In “C’era una volta…Il Risorgimento” (Effatà Editrice), racconta a misura di bambino il Risorgimento e la storia dell’Unità d’Italia. Originale è la formula ideata per narrare: due ragazzi molto curiosi, Ester e Giulio, trovano in una soffitta un vecchio libro e, ‘catturati’ dal volto in copertina di ‘un nonno furbo e intelligente’, iniziano a leggerlo. E’ Verdi che narra il Risorgimento al suo nipotino Luciano, “perché – afferma l’autrice – con le sue opere ha infiammato gli animi dei giovani facendo scattare l’orgoglio patriottico”.
La galleria dei personaggi serve a delineare con chiarezza l’ideale romantico e nazionalista di una resurrezione dell’Italia, attraverso il raggiungimento di un’entità unitaria. Mazzini, Cavour, Garibaldi, Nino Bixio, Carlo Pisacane…, grandi personalità ma, anche figure minori, tutte narrate con un forte senso pedagogico e divulgativo. Non solo. Giovanni Bosco, Giuseppe Cafasso, Giuseppe Benedetto Cottolengo, tutti benefattori torinesi, i ‘santi sociali’, frutto dell’ispirazione filosofica e religiosa dell’autrice. Il libro, scritto in versi è correlato da disegni “perché questo – continua la scrittrice – è un modo divertente e accattivante per incuriosire i bambini”.

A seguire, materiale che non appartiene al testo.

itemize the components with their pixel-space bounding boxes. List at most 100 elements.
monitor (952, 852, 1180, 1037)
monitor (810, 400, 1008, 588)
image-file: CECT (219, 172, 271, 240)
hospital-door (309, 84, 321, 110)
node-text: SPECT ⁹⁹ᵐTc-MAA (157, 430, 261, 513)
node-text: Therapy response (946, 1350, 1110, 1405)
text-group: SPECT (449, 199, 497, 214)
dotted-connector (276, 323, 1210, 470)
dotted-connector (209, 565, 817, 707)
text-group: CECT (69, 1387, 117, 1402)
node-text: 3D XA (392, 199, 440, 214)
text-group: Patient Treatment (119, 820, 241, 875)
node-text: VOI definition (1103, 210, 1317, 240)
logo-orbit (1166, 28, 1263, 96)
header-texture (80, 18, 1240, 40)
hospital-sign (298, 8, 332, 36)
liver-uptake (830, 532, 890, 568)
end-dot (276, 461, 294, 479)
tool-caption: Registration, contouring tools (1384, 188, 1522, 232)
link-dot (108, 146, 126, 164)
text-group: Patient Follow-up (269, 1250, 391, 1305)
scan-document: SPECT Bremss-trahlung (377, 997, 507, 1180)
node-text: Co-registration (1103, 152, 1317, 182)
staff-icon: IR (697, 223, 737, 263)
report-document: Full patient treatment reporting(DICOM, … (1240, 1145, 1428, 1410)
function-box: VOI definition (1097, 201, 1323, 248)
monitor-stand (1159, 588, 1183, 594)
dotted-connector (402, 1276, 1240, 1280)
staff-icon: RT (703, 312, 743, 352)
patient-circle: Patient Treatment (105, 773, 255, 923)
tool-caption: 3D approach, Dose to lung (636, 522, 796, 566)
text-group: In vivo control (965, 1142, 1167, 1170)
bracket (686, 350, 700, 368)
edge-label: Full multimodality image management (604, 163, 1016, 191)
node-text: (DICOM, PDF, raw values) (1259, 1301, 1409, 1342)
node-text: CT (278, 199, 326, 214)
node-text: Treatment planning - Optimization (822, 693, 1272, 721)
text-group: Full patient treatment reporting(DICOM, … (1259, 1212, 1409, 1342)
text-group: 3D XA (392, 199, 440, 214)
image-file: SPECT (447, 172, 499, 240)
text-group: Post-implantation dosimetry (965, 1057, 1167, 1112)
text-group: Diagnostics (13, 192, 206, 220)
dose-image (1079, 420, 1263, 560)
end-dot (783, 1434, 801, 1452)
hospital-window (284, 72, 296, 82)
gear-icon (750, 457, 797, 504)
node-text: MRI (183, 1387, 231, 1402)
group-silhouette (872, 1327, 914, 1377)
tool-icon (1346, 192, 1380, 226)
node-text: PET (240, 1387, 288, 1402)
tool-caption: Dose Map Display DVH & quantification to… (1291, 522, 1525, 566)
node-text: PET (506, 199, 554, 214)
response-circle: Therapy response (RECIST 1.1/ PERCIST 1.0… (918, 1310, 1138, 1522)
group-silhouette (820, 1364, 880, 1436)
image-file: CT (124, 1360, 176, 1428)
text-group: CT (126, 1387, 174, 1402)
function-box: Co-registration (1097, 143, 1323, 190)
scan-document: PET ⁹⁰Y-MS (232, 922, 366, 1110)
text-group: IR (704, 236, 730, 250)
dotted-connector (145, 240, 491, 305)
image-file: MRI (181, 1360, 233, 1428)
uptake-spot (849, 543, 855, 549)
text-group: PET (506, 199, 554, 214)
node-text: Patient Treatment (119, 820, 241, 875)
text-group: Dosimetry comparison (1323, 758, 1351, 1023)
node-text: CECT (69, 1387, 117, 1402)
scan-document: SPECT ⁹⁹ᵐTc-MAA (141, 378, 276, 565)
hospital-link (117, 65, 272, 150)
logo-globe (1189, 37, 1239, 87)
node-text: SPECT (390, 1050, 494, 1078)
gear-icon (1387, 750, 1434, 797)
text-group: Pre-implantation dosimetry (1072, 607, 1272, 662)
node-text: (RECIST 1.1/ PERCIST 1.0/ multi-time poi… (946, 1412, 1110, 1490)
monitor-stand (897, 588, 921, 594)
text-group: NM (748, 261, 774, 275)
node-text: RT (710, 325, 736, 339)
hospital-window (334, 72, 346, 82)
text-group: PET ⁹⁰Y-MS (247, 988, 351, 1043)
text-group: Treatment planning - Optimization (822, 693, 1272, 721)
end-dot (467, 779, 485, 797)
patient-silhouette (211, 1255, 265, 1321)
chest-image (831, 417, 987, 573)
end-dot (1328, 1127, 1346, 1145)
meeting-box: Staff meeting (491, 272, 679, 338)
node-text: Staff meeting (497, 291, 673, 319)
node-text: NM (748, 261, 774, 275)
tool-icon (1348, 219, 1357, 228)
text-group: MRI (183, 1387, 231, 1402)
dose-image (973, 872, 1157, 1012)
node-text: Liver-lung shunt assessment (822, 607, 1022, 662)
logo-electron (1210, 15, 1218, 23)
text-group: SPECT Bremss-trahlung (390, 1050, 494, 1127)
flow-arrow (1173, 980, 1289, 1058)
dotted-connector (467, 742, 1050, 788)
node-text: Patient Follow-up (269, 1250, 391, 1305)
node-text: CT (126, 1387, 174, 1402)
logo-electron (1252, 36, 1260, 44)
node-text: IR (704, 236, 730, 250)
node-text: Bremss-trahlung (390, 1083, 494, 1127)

Lo stile accurato, elegante e ingegnoso, presente in tutte le 45 filastrocche, è un invito per gli adulti a leggerle ai loro piccoli e recuperare così quella dimensione, oggi trascurata, dell’adulto che racconta e del bimbo che ascolta. “Vorrei scrivere di donne che hanno fatto la storia, nel bene e nel male, anche donne della Bibbia – conclude l’autrice – perché scrivo per educare e mi piace invitare i ragazzi alla riflessione”. E oggi, visto la società nella quale i giovani stanno crescendo, dove imperano le indecenze sociali, l’orgoglio per il malcostume, la seduzione corruttiva e il cinismo di risultati, il silenzio sarebbe concorso nel delitto di omissione.